Other books include The Only Dance There Is (Anchor/ Doubleday); Grist For The Mill (with Stephen Levine, Celestial Arts); Miracle of Love: Stories of Neem Karoli Baba (Hanuman Foundation); How Can I Help? (with Paul Gorman, Knopf); Compassion in Action: Setting Out on the Path of Service (with Mirabai Bush, Bell Tower Press), Still Here: Embracing Aging, Changing and Dying (Riverhead Books); One-Liners: A Mini-Manual for a Spiritual Life (Bell Tower Press); Paths to God: Living the Bhagavad Gita (Harmony Books).
Ram Dass is a co-founder and advisory board member of the Seva Foundation (“seva” means “spiritual service” in Sanskrit), an international service organization. Seva supports programs designed to help wipe out curable blindness in India and Nepal, restore the agricultural life of impoverished villagers in Guatemala, assist in primary health care for American Indians, and to bring attention to the issues of homelessness and environmental degradation in the United States, along with other nations.
In 1996, Ram Dass began a talk radio program called “Here and Now with Ram Dass.” Seven pilot programs were aired in Los Angeles and the San Francisco Bay Area, and Ram Dass planned to launch the show on a nationwide basis the following year, but it was not to be.
On February 19th 1997, Ram Dass suffered a near-fatal stroke, which left him paralyzed on the right side of his body and expressive aphasia limiting his ability to speak, along with other challenging ailments.
The after effects of the stroke have once again changed his life and vastly altered his day, but he has been able to resume teaching and continues to share and teach.
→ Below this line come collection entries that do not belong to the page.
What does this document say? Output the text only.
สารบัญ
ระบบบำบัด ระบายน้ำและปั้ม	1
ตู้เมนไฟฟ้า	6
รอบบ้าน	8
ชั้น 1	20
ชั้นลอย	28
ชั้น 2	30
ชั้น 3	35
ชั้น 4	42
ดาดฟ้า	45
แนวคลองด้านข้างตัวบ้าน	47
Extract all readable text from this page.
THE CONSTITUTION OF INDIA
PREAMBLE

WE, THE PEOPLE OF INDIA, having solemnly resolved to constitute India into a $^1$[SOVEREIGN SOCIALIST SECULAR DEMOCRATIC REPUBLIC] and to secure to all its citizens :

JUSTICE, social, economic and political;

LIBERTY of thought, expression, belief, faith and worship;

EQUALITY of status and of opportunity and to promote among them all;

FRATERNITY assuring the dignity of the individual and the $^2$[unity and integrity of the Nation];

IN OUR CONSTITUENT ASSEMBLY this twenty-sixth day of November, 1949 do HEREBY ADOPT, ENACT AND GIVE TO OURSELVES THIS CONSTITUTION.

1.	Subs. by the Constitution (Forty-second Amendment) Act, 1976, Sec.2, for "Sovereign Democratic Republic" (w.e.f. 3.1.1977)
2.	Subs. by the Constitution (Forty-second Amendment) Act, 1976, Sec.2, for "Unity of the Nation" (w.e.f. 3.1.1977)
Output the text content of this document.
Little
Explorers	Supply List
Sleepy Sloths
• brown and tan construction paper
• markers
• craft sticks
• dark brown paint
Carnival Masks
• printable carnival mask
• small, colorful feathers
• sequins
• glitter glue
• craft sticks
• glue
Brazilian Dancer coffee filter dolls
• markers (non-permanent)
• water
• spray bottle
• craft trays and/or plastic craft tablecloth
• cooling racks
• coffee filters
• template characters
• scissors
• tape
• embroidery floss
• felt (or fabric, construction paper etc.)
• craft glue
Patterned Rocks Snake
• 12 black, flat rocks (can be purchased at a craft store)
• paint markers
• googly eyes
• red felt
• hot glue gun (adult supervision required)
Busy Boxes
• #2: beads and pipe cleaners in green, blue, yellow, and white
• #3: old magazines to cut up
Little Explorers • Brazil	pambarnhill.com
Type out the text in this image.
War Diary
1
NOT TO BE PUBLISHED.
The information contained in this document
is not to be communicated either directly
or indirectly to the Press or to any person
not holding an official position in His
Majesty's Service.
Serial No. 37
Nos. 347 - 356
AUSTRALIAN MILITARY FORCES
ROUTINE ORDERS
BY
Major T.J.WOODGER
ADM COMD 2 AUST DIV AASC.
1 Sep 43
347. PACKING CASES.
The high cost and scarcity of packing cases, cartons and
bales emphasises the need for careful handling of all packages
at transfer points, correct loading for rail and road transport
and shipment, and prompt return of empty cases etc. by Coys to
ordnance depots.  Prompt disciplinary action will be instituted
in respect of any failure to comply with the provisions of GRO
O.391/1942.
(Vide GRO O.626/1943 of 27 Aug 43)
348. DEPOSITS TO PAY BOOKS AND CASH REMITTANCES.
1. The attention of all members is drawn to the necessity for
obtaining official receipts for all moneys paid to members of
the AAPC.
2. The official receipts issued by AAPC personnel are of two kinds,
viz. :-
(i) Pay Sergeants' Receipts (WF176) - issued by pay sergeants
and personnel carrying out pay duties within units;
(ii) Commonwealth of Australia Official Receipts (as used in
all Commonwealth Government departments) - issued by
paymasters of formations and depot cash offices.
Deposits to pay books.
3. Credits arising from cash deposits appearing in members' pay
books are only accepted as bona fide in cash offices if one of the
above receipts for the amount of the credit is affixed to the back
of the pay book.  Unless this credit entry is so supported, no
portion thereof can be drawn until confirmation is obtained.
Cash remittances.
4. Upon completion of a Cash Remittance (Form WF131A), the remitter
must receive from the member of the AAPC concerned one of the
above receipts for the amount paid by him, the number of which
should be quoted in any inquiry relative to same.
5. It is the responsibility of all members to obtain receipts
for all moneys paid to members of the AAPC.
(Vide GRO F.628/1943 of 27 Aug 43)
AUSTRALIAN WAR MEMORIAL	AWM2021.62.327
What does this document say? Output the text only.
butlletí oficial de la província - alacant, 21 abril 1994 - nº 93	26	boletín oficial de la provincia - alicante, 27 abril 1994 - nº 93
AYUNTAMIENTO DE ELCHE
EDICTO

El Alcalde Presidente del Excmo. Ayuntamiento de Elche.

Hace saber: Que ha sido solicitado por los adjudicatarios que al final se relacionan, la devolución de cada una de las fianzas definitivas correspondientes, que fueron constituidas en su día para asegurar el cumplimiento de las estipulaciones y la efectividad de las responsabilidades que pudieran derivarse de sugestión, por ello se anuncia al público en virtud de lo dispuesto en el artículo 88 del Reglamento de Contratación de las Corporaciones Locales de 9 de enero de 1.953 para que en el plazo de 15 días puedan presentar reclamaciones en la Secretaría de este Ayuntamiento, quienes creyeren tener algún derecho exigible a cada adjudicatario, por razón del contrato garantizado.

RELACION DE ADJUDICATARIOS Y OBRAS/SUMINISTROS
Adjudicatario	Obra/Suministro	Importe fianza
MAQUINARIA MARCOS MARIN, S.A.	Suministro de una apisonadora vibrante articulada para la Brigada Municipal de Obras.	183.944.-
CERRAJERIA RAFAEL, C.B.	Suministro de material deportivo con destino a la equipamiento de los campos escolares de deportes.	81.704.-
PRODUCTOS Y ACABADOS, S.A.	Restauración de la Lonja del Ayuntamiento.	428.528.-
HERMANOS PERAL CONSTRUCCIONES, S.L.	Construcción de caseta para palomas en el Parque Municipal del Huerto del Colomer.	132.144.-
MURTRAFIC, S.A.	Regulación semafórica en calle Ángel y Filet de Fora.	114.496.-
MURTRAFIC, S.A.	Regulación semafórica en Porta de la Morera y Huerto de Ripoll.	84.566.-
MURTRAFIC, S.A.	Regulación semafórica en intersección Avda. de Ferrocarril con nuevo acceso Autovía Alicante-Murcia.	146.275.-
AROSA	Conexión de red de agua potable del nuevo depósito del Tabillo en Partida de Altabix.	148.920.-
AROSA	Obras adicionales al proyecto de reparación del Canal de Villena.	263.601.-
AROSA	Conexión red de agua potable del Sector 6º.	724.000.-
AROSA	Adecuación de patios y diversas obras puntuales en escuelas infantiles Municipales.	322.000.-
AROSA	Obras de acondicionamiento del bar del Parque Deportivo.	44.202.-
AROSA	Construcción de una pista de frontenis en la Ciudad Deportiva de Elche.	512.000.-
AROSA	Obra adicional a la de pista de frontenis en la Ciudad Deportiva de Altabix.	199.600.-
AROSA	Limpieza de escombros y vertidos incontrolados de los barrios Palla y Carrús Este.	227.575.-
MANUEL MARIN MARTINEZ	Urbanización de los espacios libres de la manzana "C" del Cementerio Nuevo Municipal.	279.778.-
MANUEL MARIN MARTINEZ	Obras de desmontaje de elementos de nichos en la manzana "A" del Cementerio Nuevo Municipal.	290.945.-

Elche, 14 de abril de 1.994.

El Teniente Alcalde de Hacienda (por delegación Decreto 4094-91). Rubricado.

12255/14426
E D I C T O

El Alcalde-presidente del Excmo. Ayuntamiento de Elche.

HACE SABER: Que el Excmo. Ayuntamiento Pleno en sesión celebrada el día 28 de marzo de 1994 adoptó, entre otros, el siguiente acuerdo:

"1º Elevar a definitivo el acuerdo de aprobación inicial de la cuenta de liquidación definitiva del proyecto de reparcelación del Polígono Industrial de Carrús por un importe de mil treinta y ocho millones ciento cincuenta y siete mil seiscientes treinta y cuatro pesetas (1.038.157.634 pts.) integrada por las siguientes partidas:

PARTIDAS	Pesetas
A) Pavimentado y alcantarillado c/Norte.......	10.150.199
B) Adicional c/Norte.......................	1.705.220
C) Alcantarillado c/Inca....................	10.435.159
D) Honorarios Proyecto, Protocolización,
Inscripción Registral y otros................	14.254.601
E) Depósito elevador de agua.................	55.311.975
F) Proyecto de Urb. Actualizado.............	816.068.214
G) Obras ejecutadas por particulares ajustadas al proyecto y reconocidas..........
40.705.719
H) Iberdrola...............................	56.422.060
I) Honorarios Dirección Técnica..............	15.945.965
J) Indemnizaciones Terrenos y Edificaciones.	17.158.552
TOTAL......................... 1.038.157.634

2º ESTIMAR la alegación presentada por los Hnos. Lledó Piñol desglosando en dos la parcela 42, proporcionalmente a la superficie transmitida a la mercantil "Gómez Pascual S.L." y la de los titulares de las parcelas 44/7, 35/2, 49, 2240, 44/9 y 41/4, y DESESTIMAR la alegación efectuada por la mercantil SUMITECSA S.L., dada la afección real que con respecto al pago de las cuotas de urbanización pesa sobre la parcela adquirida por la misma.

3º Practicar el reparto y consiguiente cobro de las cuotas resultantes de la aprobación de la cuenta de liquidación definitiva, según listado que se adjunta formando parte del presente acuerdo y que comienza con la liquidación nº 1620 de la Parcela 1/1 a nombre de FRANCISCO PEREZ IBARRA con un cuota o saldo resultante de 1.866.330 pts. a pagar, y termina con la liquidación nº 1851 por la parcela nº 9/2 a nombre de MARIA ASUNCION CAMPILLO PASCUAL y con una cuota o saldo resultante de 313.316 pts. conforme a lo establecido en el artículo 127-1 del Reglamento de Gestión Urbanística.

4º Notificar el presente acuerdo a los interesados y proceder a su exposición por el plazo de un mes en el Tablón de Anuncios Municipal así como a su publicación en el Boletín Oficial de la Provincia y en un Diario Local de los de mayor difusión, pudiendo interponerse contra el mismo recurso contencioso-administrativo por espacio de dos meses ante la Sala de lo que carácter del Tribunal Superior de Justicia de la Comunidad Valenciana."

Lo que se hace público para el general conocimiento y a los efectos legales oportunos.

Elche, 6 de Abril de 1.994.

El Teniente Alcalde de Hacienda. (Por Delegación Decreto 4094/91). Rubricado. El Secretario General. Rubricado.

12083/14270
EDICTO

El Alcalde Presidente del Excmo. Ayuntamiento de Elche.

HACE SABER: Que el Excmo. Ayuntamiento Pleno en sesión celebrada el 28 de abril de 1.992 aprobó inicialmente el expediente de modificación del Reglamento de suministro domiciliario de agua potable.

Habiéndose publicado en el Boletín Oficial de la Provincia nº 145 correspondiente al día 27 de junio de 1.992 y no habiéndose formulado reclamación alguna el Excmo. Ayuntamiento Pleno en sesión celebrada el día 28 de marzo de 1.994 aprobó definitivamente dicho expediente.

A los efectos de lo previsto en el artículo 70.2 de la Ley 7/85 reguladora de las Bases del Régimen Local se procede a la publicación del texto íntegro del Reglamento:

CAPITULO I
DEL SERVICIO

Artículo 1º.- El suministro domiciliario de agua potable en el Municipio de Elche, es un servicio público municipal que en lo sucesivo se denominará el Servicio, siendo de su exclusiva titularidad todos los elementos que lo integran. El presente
In 2004, following a life threatening infection, Ram Dass was forced to curtail travel and focus on recovering his health.
Ram Dass now resides on Maui, where he shares satsang, kirtan, and where he can amplify the healing process in the air and waters of Hawaii. His work continues to be a path of teaching and inspiration to so many. The Internet is a new vehicle for Ram Dass to share his being.